Twelve years later, after a life spent on the road and in prison, I found myself on the Bowery, in the fall of 1892, without a friend, "down and out." After spending my last dollar in ——'s saloon, I was sitting down in the back room of that place, wondering if I dared ask —— for a drink, when in he walked. He looked at me, and said, "Now, Danny, I think you had better get a move on! Get out and hustle. You are broke, and you know I am not running this place for fun."
I took it kind of hard, but looked at him and said, "All right." I got up from the chair where I'd been sitting and walked out, not caring what I did, but bound to get some money. Now, —— was a good fellow in his way; they all are if you have the price; but saloon-keepers are not running their places for the benefit of others, and when a man's money's gone they don't want him around. I had spent all I had, about twenty dollars, and now I was turned out, and it served me right.
Now there's something in rum that fascinates, something we can't understand. I wanted whiskey, and was ready to do anything to get it. The appetite in me was fierce. No one knows the terrible pangs, the great longing, but one who has been up against it. And nothing can satisfy the awful craving but whiskey.
THE TURNING-POINT
Many's the time I've stood on the Bowery and cursed God and the day I was born, and wished that I was dead. But here I was! Nobody cared for me, and why should they, for I did not care for myself. I did not even think God cared much or He would have done something. I imagined the Devil thought he had me for keeps, and so he did not exert himself very much either. I was out of the saloon, on the street, and little as I imagined such a thing would ever happen, I never entered ——'s saloon again. All unknown to me the turning-point in my life had come.
Sizing up the situation, I knew I must have a drink, but how was I to get it? Up to this time I'd done everything on the calendar except murder, and I don't know how I missed that. I've seen men killed, have been in a few shoot-ups myself, and bear some scars, but I know at this writing that God and a mother's prayers saved me from this awful crime.

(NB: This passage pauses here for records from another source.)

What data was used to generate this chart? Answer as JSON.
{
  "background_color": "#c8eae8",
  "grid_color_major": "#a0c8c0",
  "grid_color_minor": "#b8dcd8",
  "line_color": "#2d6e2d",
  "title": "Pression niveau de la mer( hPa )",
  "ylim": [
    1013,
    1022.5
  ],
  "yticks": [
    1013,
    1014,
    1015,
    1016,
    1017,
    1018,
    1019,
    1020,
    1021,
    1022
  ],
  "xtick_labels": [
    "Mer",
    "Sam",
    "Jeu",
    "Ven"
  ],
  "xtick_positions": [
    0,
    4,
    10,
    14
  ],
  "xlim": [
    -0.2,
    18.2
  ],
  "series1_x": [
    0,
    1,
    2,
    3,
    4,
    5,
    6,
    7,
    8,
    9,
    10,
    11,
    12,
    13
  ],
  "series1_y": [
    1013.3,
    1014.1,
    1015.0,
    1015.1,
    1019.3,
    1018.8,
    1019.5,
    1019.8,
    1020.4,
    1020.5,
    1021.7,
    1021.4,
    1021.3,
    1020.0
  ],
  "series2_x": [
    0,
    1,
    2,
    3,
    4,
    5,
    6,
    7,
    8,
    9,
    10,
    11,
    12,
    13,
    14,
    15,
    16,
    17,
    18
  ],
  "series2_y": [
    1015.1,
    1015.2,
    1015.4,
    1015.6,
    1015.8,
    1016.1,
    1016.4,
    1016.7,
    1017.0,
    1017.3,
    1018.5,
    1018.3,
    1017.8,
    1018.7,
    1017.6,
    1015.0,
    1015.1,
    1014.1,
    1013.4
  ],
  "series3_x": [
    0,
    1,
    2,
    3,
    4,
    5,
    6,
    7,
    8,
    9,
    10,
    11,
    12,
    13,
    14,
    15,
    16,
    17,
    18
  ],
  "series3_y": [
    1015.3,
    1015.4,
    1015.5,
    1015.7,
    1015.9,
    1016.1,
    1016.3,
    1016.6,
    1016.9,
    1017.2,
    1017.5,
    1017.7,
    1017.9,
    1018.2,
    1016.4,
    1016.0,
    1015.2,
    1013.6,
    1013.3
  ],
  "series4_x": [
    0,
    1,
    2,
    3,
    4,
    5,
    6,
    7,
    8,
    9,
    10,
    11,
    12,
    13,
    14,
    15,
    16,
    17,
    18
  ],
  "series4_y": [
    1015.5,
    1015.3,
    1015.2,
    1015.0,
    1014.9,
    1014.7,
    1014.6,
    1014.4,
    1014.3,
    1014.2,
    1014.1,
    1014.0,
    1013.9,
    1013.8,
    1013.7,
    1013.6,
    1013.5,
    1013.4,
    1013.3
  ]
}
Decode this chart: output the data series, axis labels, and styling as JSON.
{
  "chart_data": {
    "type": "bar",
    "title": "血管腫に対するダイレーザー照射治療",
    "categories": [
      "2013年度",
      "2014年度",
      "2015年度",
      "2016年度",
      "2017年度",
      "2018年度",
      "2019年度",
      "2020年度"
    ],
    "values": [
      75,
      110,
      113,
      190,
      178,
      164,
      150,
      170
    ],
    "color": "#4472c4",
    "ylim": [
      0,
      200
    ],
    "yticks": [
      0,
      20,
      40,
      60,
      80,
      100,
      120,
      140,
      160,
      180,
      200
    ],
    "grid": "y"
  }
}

Among the many accomplishments suited to the life I was leading was that of a "strong-arm man," and I determined to put it into use now, for I was desperate.
The rule in this dastardly work is always to select a man smaller and weaker than one's self. As I looked about I saw a man coming up the Bowery who seemed to answer to the requirements, and I said to myself, "This is my man!" I walked up to him and touched him on the shoulder, but as he straightened up I saw that he was as big as myself, and I hesitated. I would have taken the chances even then, but he started back and asked what I wanted. I said I was hungry, thinking that he would put his hand in his pocket, and then, having only one hand, I could put the "strangle hold" on him. But he was equal to the situation. He told me afterward that I looked dangerous.
I asked him if he was ever hungry. He said, "Many's the time." I told him I was starving. "Come with me," said he, and we went over to Chatham Square, to a place called "Beefsteak John's."
We went in and sat down, and he said, "Now order what you want." On the Bowery in those days you could get a pretty good meal for fifteen cents—all you wanted to eat. The waiter was there to take my order. I knew him and winked to him to go away, and he went. He thought I was going to work the young fellow for his money.